Romeo and Juliet (1968)
Kenneth Tynan had called Franco Zeffirelli’s 1960 stage interpretation of this star-crossed tragedy, ‘a revelation, even perhaps a revolution.’ Roger Ebert declared his screen version ‘the most exciting film of Shakespeare ever made.’ Purists criticised the liberties taken with the text, while not everyone felt teenagers Leonard Whiting and Olivia Hussey were up to the task. But a $1.5 million project grossed over $50 million, earned Academy Awards for its cinematography and costumes, and not only provided Radio One DJ Simon Bates with his ‘Our Tune’ theme, but also inspired Bruce Robinson (who played Benvolio) to reimagine the Oscar-nominated Zeffirelli as Uncle Monty in Withnail & I (1987).

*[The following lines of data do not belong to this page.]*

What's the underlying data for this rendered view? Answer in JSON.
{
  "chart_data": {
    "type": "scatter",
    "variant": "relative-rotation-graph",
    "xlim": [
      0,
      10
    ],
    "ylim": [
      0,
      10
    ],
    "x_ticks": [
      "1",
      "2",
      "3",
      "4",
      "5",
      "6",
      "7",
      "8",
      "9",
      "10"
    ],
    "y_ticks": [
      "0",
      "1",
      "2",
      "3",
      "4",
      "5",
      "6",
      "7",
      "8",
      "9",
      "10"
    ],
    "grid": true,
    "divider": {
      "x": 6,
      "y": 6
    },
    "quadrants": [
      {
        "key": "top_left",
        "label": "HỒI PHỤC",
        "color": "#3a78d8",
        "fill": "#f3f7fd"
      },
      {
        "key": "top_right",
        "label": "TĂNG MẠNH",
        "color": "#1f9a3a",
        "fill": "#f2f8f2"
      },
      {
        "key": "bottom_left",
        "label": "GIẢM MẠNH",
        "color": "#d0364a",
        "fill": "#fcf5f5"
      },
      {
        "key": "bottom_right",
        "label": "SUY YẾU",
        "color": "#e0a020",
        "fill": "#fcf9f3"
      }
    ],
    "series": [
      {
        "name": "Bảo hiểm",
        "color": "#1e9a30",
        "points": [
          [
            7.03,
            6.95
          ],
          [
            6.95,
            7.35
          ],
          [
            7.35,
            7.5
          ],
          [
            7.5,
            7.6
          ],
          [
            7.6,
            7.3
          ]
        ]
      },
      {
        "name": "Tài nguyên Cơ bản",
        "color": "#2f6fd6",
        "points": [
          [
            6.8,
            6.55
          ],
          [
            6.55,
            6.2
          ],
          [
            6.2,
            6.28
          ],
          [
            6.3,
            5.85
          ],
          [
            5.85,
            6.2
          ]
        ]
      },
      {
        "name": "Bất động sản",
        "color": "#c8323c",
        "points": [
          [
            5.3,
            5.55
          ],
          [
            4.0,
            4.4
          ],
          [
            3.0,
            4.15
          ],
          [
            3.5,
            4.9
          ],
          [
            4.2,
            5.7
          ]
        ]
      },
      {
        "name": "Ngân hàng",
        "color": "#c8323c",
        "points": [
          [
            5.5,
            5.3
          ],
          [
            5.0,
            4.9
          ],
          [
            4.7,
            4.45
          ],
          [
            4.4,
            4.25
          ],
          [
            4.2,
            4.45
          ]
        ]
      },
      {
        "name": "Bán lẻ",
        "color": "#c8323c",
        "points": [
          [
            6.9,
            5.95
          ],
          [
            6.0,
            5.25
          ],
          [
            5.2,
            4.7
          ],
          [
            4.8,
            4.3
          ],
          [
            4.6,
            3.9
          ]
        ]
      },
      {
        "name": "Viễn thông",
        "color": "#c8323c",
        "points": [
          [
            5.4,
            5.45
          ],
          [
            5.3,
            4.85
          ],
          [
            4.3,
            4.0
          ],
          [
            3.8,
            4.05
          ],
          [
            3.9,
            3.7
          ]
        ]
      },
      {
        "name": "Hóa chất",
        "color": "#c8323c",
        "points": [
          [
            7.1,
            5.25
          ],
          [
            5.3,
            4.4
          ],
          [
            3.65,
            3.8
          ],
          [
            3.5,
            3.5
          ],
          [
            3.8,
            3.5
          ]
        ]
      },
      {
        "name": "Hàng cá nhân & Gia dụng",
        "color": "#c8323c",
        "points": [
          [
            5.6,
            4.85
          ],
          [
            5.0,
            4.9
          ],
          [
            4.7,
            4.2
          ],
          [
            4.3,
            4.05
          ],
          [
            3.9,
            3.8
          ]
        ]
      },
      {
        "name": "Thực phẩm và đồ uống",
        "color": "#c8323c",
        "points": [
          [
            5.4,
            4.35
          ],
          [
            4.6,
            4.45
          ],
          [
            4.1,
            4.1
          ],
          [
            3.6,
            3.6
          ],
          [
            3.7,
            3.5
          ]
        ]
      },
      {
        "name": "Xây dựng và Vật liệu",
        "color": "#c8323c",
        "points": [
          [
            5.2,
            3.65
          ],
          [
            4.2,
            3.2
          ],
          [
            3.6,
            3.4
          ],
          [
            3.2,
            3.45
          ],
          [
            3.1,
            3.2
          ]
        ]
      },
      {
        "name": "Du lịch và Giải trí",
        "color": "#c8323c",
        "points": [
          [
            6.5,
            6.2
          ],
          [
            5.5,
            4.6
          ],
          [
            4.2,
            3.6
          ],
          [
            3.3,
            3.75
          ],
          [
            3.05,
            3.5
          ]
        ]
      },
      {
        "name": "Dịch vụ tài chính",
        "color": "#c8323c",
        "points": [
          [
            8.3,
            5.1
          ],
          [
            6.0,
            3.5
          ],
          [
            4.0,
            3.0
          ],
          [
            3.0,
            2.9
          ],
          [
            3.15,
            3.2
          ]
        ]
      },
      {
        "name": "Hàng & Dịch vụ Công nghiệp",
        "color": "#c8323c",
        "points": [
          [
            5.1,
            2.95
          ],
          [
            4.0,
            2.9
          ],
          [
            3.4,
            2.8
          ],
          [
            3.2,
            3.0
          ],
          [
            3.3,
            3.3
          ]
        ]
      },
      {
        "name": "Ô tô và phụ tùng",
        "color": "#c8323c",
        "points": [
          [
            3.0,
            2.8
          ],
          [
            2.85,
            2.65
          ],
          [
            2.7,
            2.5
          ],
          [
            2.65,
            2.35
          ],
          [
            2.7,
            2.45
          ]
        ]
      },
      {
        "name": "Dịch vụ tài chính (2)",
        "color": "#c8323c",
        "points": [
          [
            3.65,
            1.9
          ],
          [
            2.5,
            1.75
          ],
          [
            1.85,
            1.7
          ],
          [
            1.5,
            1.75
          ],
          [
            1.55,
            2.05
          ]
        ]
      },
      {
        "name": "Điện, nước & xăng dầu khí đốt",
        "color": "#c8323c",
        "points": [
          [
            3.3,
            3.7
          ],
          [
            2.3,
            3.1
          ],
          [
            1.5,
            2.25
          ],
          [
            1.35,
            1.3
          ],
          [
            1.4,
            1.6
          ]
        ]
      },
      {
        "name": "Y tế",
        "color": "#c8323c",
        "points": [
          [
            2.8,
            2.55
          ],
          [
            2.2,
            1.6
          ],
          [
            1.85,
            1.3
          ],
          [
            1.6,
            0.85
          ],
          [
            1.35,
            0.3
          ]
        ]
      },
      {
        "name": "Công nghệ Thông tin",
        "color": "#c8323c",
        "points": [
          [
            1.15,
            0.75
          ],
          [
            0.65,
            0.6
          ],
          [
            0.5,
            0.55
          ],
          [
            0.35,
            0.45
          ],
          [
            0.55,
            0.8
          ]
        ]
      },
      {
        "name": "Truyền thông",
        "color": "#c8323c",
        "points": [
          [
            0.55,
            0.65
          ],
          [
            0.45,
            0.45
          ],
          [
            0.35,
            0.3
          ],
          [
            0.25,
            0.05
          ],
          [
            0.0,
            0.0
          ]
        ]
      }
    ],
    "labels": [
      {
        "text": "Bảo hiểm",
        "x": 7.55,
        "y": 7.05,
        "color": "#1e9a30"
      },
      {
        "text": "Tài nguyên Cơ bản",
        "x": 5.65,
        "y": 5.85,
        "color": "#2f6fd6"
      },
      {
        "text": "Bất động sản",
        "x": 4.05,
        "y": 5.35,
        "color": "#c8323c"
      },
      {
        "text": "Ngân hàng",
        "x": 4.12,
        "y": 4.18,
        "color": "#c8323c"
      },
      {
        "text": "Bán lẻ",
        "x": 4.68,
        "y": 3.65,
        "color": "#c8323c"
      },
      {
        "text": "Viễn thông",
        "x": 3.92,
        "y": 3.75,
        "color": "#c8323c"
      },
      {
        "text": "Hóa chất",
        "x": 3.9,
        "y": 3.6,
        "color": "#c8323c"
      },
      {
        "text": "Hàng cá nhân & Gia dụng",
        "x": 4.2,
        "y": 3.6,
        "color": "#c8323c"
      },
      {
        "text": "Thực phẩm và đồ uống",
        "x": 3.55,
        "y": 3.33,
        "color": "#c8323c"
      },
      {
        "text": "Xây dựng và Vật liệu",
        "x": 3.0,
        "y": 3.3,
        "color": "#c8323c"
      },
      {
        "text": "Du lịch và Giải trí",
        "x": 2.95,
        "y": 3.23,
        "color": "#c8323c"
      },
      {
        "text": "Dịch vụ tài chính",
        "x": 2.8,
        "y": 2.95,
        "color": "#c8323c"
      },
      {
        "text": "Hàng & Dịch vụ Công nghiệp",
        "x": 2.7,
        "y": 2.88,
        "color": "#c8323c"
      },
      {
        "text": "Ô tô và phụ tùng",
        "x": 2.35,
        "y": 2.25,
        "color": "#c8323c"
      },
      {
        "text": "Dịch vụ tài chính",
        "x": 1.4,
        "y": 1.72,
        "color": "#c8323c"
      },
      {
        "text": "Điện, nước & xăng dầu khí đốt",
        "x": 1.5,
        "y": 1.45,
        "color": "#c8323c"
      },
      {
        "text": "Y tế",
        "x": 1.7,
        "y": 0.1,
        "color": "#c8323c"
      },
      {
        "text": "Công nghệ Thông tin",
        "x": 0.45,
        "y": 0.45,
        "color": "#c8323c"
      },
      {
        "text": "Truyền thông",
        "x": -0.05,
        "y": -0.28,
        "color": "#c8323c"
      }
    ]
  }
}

Brother Sun, Sister Moon (1972)
It’s trendy to dismiss Zeffirelli’s biopic of Francis of Assisi by comparing it to Roberto Rossellini’s The Flowers of St Francis (1950). Yet, for all its countercultural eccentricities, there’s something disarmingly sincere about the son of a wealthy textile merchant embracing spirituality and simplicity after returning from combat. The timing was a little off, as the moment for flower power denunciations of Vietnam had passed, while it’s regrettable that Zeffirelli preferred Graham Faulkner to Al Pacino opposite Judi Bowker. But the Oscar-nominated production design makes this look like a living Book of Hours, while Donovan’s songs have acquired a cultish quaintness that complements the script’s anti-materialist message.
Endless Love (1981)
Forming part of a teen triptych with Romeo and Juliet and Sparrow, this adaptation of Scott Spencer’s novel got a merciless critical pasting. It landed six Golden Raspberry nominations and was dubbed ‘that endless bore’ at the Oscars by Bette Midler after Lionel Ritchie and Diana Ross’s chart-topping theme had been nominated for Best Song. Zeffirelli himself claimed that directing 15 year-old Brooke Shields was like ‘cracking the whip at a limping horse,’ while he had to make extensive cuts to ensure a notorious sex scene avoided an X rating. But this misbegotten Chicago saga is key to understanding Zeffirelli’s yen to connect with audiences on their own terms.
La Traviata (1982)
Zeffirelli had mixed fortunes with Alexandre Dumas’s tale of a fading courtesan. His 1963 Broadway bow with The Lady of the Camellias closed after four shows, yet his flashbacking 1958 Dallas production of Giuseppe Verdi’s opera was hailed as groundbreaking. Following Susan Strasberg and Maria Callas into the role of Violetta, soprano Teresa Stratas so bewitches Plácido Domingo’s Alfredo while switching from coquettish to cadaverous that she drew comparisons with Greta Garbo in George Cukor’s Camille (1936). Oscar nominations for costume and production design persuaded some that this was chocolate-box cinema. But Zeffirelli broke the mould by filming the opera rather than a performance.
Tea With Mussolini (1999)
Having been unfairly maligned for a thoughtful Jane Eyre, Zeffirelli delved into his own past for this elegiac rite of passage. Raised by a cousin of father Ottorino Corsi after mother Alaide Garosi had died when he was six, Zeffirelli had acquired a love of literature from English tutor Mary O’Neill. She is played with typical grace by Joan Plowright, who is joined among the expat Scorpioni in 1930s Florence by Judi Dench and a BAFTA-winning Maggie Smith, who were all reuniting with their director after previous stage liaisons. The action’s a touch episodic and latterly becomes muddled, but this remains an elegant gesture of heartfelt gratitude.